Va detto: non tutto è oro ciò che luccica sotto le insegne della sostenibilità.
La parola è diventata oggi un mantra, un must del marketing, addirittura una sorta di religione: sembra che non si possa pensare di vendere (o acquistare) nemmeno un spillo se questo non ha l’etichetta di sostenibile.
In realtà si tratta di un termine dal contenuto vago, fuorviante, limitato se ad esso non si associa il concetto di economia circolare per cui, per restare nell’ambito dei beni strumentali e di consumo, la vita del prodotto – dal design alla produzione, dalla distribuzione al consumo – non finisce né quando diventa un rifiuto, né quando viene dismesso dal mercato (secondo quanto teorizza il marketing tradizionale), ma piuttosto continua passando per le fasi di raccolta, rigenerazione, riciclo, riuso e ritorno, sotto altre vesti, nel ciclo economico.
“Anche se non è stata, almeno all’inizio, il frutto di scelte progettuali, la stessa concezione dei nostri prodotti e la loro filiera produttiva ci ha condotti a praticare questo approccio volto alla salvaguardia del benessere del pianeta. La scelta di utilizzare metalli e leghe metalliche invece che la plastica (il cui riciclo è in generale difficile e costoso tanto che gli inglesi parlano di downcycle) consente da subito il recupero degli sfridi di lavorazione che vengono rifusi con un consumo energetico e costi accettabili sia per il bilancio economico della comunità che per il mercato.
Altro parametro basilare in questo quadro è la durabilità del prodotto e anche qui PLH può dire la sua.”
dice Enrico Corelli: “Le nostre collezioni sono pensate per non andare mai in pensione. La materia prima, i metalli da cui sono lavorate le placche, è di per sé di lunga durata. Il software che presiede le lavorazioni meccaniche tiene molto in conto l’efficienza del processo, occorre sprecare il meno possibile. Anche per i trattamenti superficiali e per le finiture, fondamentali per dare anima e identità alle nostre creazioni per renderli uniche e personalizzati, vengono eseguiti secondo tali criteri. D’altro canto la nostra ricerca su design ed estetica punta a creare forme, texture ed ergonomia impermeabili alle mode e insieme implementabili per adeguarle ai nuovi stili di vita e ai nuovi paradigmi comportamentali”.
E qui arriviamo al punto critico dell’economia circolare: che cosa succede quando il prodotto diventa obsoleto e non funzionante e occorre smaltirlo?
“La risposta sta nella predisposizione del prodotto a essere disassemblato in parti rigenerabili, riusabili, ricombinabili.
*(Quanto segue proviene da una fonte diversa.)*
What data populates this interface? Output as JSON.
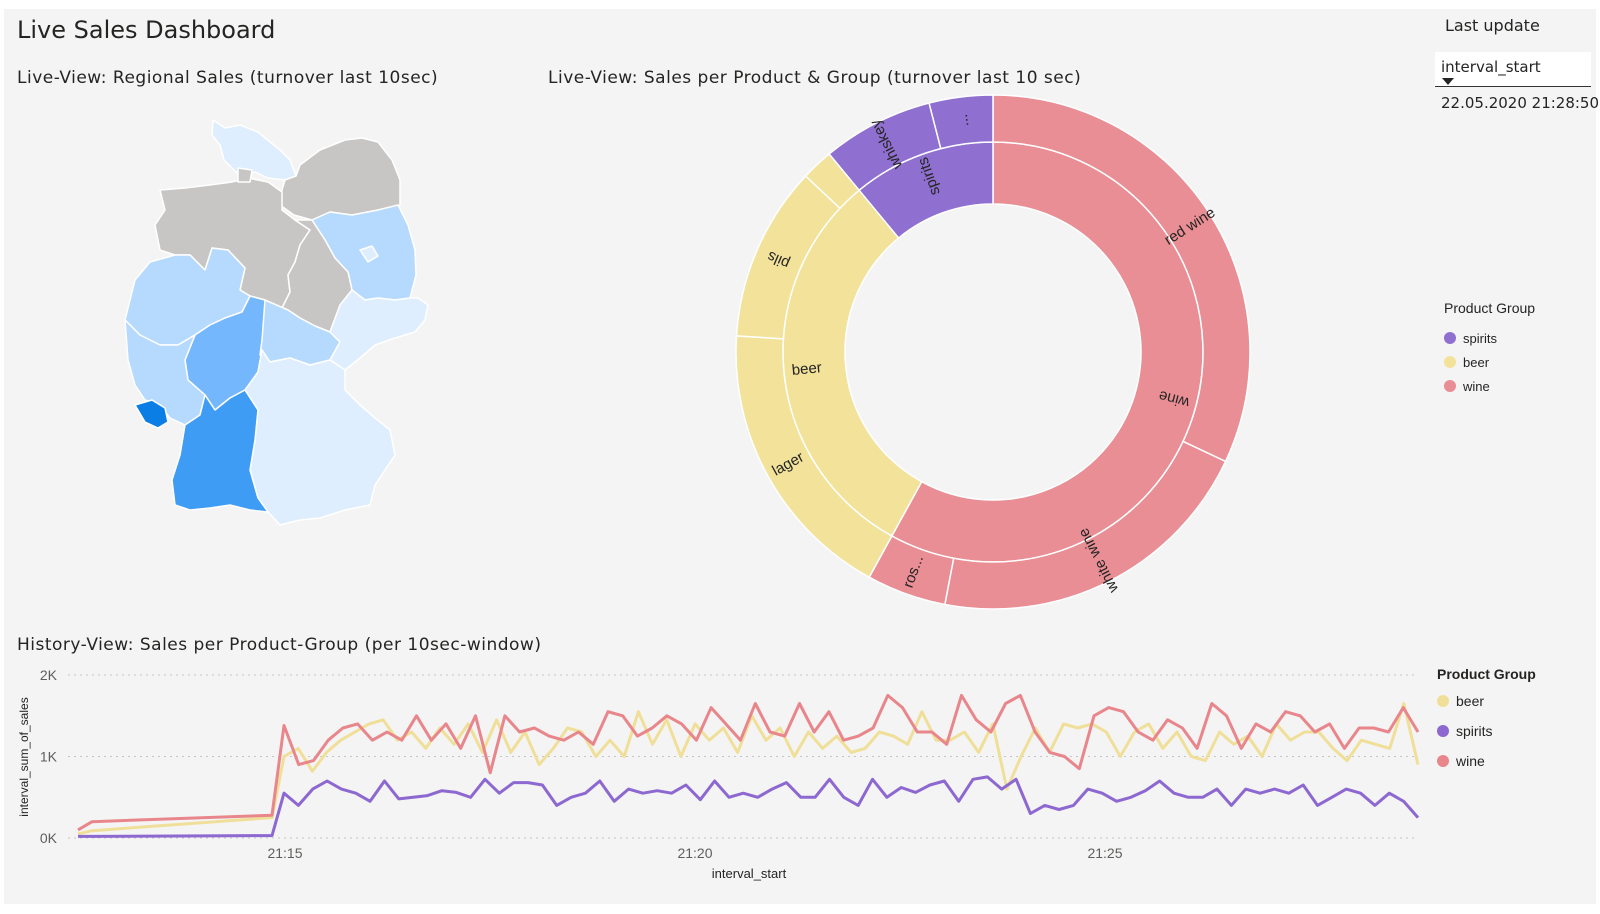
{
  "dashboard": {
    "title": "Live Sales Dashboard"
  },
  "map_visual": {
    "title": "Live-View: Regional Sales (turnover last 10sec)"
  },
  "sunburst_visual": {
    "title": "Live-View: Sales per Product & Group (turnover last 10 sec)",
    "legend": {
      "title": "Product Group",
      "items": [
        {
          "label": "spirits",
          "color": "#8f6fd0"
        },
        {
          "label": "beer",
          "color": "#f2e29a"
        },
        {
          "label": "wine",
          "color": "#e88e94"
        }
      ]
    }
  },
  "last_update": {
    "title": "Last update",
    "slicer_label": "interval_start",
    "value": "22.05.2020 21:28:50"
  },
  "history_visual": {
    "title": "History-View: Sales per Product-Group (per 10sec-window)",
    "legend": {
      "title": "Product Group",
      "items": [
        {
          "label": "beer",
          "color": "#f0df98"
        },
        {
          "label": "spirits",
          "color": "#8c68d0"
        },
        {
          "label": "wine",
          "color": "#e8868c"
        }
      ]
    }
  },
  "chart_data": [
    {
      "type": "pie",
      "subtype": "sunburst",
      "inner_ring": [
        {
          "label": "wine",
          "value": 58,
          "color": "#e88e94"
        },
        {
          "label": "beer",
          "value": 31,
          "color": "#f2e29a"
        },
        {
          "label": "spirits",
          "value": 11,
          "color": "#8f6fd0"
        }
      ],
      "outer_ring": [
        {
          "label": "red wine",
          "group": "wine",
          "value": 32
        },
        {
          "label": "white wine",
          "group": "wine",
          "value": 21
        },
        {
          "label": "ros...",
          "group": "wine",
          "value": 5
        },
        {
          "label": "lager",
          "group": "beer",
          "value": 18
        },
        {
          "label": "pils",
          "group": "beer",
          "value": 11
        },
        {
          "label": "",
          "group": "beer",
          "value": 2
        },
        {
          "label": "whiskey",
          "group": "spirits",
          "value": 7
        },
        {
          "label": "...",
          "group": "spirits",
          "value": 4
        }
      ]
    },
    {
      "type": "line",
      "xlabel": "interval_start",
      "ylabel": "interval_sum_of_sales",
      "x_ticks": [
        "21:15",
        "21:20",
        "21:25"
      ],
      "y_ticks": [
        "0K",
        "1K",
        "2K"
      ],
      "ylim": [
        0,
        2000
      ],
      "grid": true,
      "series": [
        {
          "name": "beer",
          "color": "#f0df98",
          "values": [
            50,
            1000,
            1100,
            820,
            1050,
            1200,
            1300,
            1400,
            1450,
            1200,
            1300,
            1100,
            1350,
            1150,
            1400,
            1050,
            1450,
            1050,
            1300,
            900,
            1100,
            1350,
            1300,
            1000,
            1200,
            1000,
            1550,
            1150,
            1450,
            1000,
            1400,
            1200,
            1350,
            1050,
            1500,
            1200,
            1350,
            1000,
            1300,
            1100,
            1250,
            1050,
            1100,
            1300,
            1250,
            1150,
            1550,
            1200,
            1200,
            1300,
            1050,
            1400,
            600,
            1000,
            1350,
            1050,
            1400,
            1350,
            1400,
            1300,
            1000,
            1300,
            1400,
            1100,
            1300,
            1000,
            950,
            1300,
            1150,
            1250,
            1000,
            1400,
            1200,
            1300,
            1300,
            1100,
            950,
            1200,
            1150,
            1100,
            1650,
            900
          ],
          "start": 50
        },
        {
          "name": "spirits",
          "color": "#8c68d0",
          "values": [
            20,
            550,
            400,
            600,
            700,
            600,
            550,
            450,
            700,
            480,
            500,
            520,
            580,
            560,
            500,
            720,
            550,
            680,
            680,
            650,
            400,
            500,
            550,
            700,
            450,
            600,
            550,
            580,
            550,
            650,
            470,
            700,
            500,
            550,
            500,
            600,
            680,
            500,
            500,
            720,
            500,
            400,
            720,
            500,
            620,
            560,
            650,
            700,
            450,
            720,
            750,
            600,
            720,
            300,
            400,
            350,
            400,
            600,
            550,
            450,
            500,
            580,
            700,
            550,
            500,
            500,
            600,
            400,
            600,
            550,
            600,
            550,
            650,
            400,
            500,
            600,
            550,
            400,
            550,
            450,
            250
          ],
          "start": 20
        },
        {
          "name": "wine",
          "color": "#e8868c",
          "values": [
            100,
            1380,
            900,
            950,
            1200,
            1350,
            1400,
            1200,
            1300,
            1200,
            1500,
            1200,
            1400,
            1100,
            1500,
            800,
            1500,
            1300,
            1350,
            1250,
            1200,
            1300,
            1150,
            1550,
            1500,
            1250,
            1350,
            1500,
            1400,
            1200,
            1600,
            1400,
            1200,
            1650,
            1300,
            1250,
            1650,
            1300,
            1550,
            1200,
            1250,
            1350,
            1750,
            1600,
            1300,
            1300,
            1150,
            1750,
            1450,
            1300,
            1650,
            1750,
            1300,
            1050,
            1000,
            850,
            1500,
            1600,
            1550,
            1300,
            1200,
            1450,
            1350,
            1100,
            1650,
            1500,
            1100,
            1400,
            1300,
            1550,
            1500,
            1300,
            1400,
            1100,
            1350,
            1350,
            1300,
            1600,
            1300
          ],
          "start": 100
        }
      ]
    }
  ]
}
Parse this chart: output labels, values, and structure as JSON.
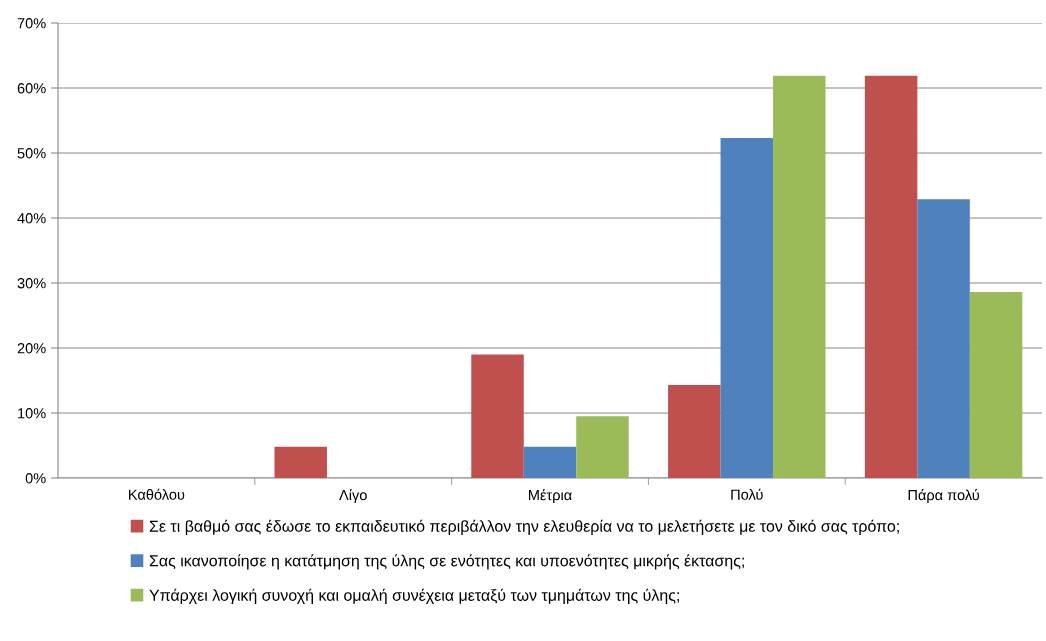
{
  "chart_data": {
    "type": "bar",
    "categories": [
      "Καθόλου",
      "Λίγο",
      "Μέτρια",
      "Πολύ",
      "Πάρα πολύ"
    ],
    "series": [
      {
        "name": "Σε τι βαθμό σας έδωσε το εκπαιδευτικό περιβάλλον την ελευθερία να το μελετήσετε με τον δικό σας τρόπο;",
        "color": "#c0504d",
        "values": [
          0,
          4.8,
          19.0,
          14.3,
          61.9
        ]
      },
      {
        "name": "Σας ικανοποίησε η κατάτμηση της ύλης σε ενότητες και υποενότητες μικρής έκτασης;",
        "color": "#4f81bd",
        "values": [
          0,
          0,
          4.8,
          52.3,
          42.9
        ]
      },
      {
        "name": "Υπάρχει λογική συνοχή και ομαλή συνέχεια μεταξύ των τμημάτων της ύλης;",
        "color": "#9bbb59",
        "values": [
          0,
          0,
          9.5,
          61.9,
          28.6
        ]
      }
    ],
    "ylim": [
      0,
      70
    ],
    "yticks": [
      {
        "value": 0,
        "label": "0%"
      },
      {
        "value": 10,
        "label": "10%"
      },
      {
        "value": 20,
        "label": "20%"
      },
      {
        "value": 30,
        "label": "30%"
      },
      {
        "value": 40,
        "label": "40%"
      },
      {
        "value": 50,
        "label": "50%"
      },
      {
        "value": 60,
        "label": "60%"
      },
      {
        "value": 70,
        "label": "70%"
      }
    ],
    "grid": "y",
    "legend": "bottom"
  }
}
Di recente ho letto di una impresa che recupera componenti di computer e Pc, di per sé difficilmente smaltibili, e li usa per creare arredi d’avanguardia. Le collezioni PLH sono tutte disassemblabili e riciclabili. Tutte tranne la placca Skin che ricorre alla colla per unire metallo e materiale decorativo. Ma ci stiamo lavorando. Per una buona causa never is impossible”.